Putting all of the above together, are you, the investor, of the view that whether through design or accident, the commercialisation of WWF is a game-changer and one to support, even initially, as you watch the market trends and any other risk factors which the prospectus so kindly outlines (nice euphemism for disclaimer)?

An example is on page 4 (2.6): “This prospectus contains forward-looking statements. Specifically, forward-looking statements are found in Section 10. Forward-looking statements are also found in other sections throughout the document and may be identified by accompanying language such as “expects”, “intends”, “anticipates”, “estimates” and other cognate or analogous expressions or by qualifying language or assumptions. These statements involve both known and unknown risks, uncertainties and other important factors that could cause the actual results or outcome to differ materially from the forward-looking statements”.

The risks, uncertainties and other factors are summarised in 2.7, 2.8, 2.9 (pp. 4 – 5) and expanded in 8 (pp. 22 – 32) include those that can be addressed by engaging the political electorate, especially when there are impending elections. These factors, implicitly, suggest that policy consistency across administrations or even when there is a change in administration, can affect the price of the stock, once it is listed on the JSE. As voters and shareholders, we can put our politicians, aspirants or incumbents, to speak to how they will treat with these matters in the future.

2.7 of the prospectus outlines risks and uncertainty that can be induced by the political climate of the country.

(c) changes in political, social and economic conditions impacting adversely on the securities market in general and on the company in particular;

(d) regulatory initiatives adversely affecting the securities market or the company;

(e) changes in the electricity regulatory regime;

(i) changes in tax policy, the application of tax laws and the like and/or the Government’s regulatory regime.

2.8 of the prospectus (page 5) basically cautions prospective investors to temper their expectations within the parameters provided by the prospectus. The prospectus is a forward-looking statement, as at the date it was produced, and no more than that. Project the assumptions, risks, uncertainties onto your expectations and not vice versa. In other words, there are things that cannot be avoided, such as natural disasters, but there are other things that can be mitigated against.

Prospective investor, you can read on the lines but also read between the lines. Risk can be bad but risk can be good. Taking all relevant facts and assumptions into consideration, Wigton Wind Farm Limited appears to be a good risk in the short to medium term, at least. Keep glued to the audited financial statements (included in this prospectus) and other factors that can impact on its performance to know whether to hold or fold. The best advice to give is that prospective investors need to read, in particular, pages 22 – 32 very thoroughly as well as the Dividend Policy.

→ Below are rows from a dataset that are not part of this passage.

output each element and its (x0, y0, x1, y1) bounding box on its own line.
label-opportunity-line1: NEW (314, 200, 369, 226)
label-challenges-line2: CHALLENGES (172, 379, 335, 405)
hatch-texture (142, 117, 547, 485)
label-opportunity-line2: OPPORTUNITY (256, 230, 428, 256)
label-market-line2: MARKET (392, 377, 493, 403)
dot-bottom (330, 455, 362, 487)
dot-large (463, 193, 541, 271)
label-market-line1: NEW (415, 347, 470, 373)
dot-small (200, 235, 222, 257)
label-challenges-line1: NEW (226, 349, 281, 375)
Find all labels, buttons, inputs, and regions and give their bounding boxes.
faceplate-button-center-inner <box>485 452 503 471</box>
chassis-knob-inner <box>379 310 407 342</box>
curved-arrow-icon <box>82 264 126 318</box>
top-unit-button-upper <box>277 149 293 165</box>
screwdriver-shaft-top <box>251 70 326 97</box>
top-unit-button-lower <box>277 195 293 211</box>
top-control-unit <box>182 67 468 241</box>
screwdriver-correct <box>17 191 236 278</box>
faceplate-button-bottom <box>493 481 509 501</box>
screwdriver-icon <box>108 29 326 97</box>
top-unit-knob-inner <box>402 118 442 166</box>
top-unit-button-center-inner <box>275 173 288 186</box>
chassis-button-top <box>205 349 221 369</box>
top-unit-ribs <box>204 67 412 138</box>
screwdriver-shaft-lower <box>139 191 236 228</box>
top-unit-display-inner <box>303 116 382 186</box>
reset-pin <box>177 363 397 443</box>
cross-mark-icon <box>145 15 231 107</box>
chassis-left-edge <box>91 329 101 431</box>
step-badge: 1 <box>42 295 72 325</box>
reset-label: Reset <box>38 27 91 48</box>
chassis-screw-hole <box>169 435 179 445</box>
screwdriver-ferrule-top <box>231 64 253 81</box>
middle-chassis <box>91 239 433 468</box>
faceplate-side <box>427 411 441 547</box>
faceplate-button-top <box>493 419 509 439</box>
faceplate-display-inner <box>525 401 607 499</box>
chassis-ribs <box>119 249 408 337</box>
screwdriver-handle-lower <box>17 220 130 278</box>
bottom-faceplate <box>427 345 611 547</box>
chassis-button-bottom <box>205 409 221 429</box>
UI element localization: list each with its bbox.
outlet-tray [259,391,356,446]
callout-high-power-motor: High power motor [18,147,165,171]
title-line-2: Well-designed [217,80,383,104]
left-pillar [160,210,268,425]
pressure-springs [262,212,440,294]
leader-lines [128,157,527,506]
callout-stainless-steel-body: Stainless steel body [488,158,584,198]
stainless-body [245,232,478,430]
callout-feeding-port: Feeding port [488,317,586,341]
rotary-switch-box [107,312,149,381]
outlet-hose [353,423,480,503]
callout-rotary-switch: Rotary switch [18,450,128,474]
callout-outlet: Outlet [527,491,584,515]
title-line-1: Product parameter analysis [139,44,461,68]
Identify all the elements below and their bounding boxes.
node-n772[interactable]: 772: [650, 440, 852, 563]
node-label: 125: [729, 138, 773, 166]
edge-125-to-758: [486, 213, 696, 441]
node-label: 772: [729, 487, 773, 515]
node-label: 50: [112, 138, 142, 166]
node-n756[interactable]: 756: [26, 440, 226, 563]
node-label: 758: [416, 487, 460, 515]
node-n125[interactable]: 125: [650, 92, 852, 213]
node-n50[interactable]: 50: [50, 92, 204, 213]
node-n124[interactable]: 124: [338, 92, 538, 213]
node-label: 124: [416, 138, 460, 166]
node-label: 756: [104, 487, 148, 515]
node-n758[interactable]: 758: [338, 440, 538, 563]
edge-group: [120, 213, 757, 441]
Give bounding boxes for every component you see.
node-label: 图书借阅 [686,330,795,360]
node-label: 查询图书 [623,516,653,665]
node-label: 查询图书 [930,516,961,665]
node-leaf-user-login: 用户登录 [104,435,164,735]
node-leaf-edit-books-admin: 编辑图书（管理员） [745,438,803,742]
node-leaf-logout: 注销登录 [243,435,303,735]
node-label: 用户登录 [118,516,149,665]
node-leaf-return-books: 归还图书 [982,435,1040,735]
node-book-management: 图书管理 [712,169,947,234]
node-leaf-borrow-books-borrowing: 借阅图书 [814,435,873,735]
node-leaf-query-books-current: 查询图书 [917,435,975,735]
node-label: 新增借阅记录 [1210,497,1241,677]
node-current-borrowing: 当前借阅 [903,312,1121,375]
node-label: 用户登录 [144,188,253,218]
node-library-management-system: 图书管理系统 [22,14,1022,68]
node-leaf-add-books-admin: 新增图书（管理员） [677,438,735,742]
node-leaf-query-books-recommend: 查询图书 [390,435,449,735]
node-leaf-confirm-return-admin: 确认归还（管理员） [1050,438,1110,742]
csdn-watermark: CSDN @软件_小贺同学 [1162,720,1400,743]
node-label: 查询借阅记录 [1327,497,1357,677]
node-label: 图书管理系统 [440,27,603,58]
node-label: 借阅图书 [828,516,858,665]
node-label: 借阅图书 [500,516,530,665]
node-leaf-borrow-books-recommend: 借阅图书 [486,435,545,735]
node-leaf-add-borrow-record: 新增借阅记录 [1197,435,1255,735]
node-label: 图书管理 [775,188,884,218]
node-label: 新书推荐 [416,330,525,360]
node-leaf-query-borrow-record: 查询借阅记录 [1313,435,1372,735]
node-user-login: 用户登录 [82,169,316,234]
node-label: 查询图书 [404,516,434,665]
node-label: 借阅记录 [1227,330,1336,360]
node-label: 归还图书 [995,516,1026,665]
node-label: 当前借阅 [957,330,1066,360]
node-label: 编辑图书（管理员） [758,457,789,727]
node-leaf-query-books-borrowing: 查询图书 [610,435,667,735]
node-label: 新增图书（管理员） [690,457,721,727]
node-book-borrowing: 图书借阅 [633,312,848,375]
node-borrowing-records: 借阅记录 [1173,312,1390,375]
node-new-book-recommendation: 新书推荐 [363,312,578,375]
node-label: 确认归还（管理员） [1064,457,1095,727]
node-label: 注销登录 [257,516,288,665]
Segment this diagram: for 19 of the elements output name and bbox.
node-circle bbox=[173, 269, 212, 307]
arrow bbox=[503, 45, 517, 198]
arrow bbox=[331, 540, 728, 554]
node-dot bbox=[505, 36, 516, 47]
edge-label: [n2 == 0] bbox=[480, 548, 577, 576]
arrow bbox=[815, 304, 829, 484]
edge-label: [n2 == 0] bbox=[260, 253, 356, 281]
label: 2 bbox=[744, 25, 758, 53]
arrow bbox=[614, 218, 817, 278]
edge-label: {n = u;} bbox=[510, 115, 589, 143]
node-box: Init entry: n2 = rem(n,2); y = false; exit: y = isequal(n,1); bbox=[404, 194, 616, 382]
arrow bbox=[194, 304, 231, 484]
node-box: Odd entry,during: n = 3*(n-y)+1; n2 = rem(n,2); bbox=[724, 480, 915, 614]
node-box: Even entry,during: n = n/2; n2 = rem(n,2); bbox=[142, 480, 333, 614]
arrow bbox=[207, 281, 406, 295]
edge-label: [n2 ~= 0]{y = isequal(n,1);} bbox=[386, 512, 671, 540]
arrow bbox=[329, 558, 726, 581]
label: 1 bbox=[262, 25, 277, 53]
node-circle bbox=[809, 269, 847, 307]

The Dividend Policy might create some uncertainty, given that there is a caveat: “The company’s dividend policy is subject to the availability of sufficient distributable reserves for each financial year. The company reserves the right to revise its dividend policy as the need arises” (p. 11 and p. 61 (13)). This means that the maximum dividend payout is 25 per cent of net profits after tax or, simply put, for every share that is held by an investor, there is the potential to get 25 per cent of whatever the net profit after tax is, divided by the 11 billion shares.

If things are not going well, the company can adjust its dividend policy as it cannot pay out dividends and then not have operating capital (revenue sufficiency for continuity of operations).

Again, temper expectations and monitor developments. Life is uncertain. The more information you have, the better able you are to navigate and make the choices that are right for you.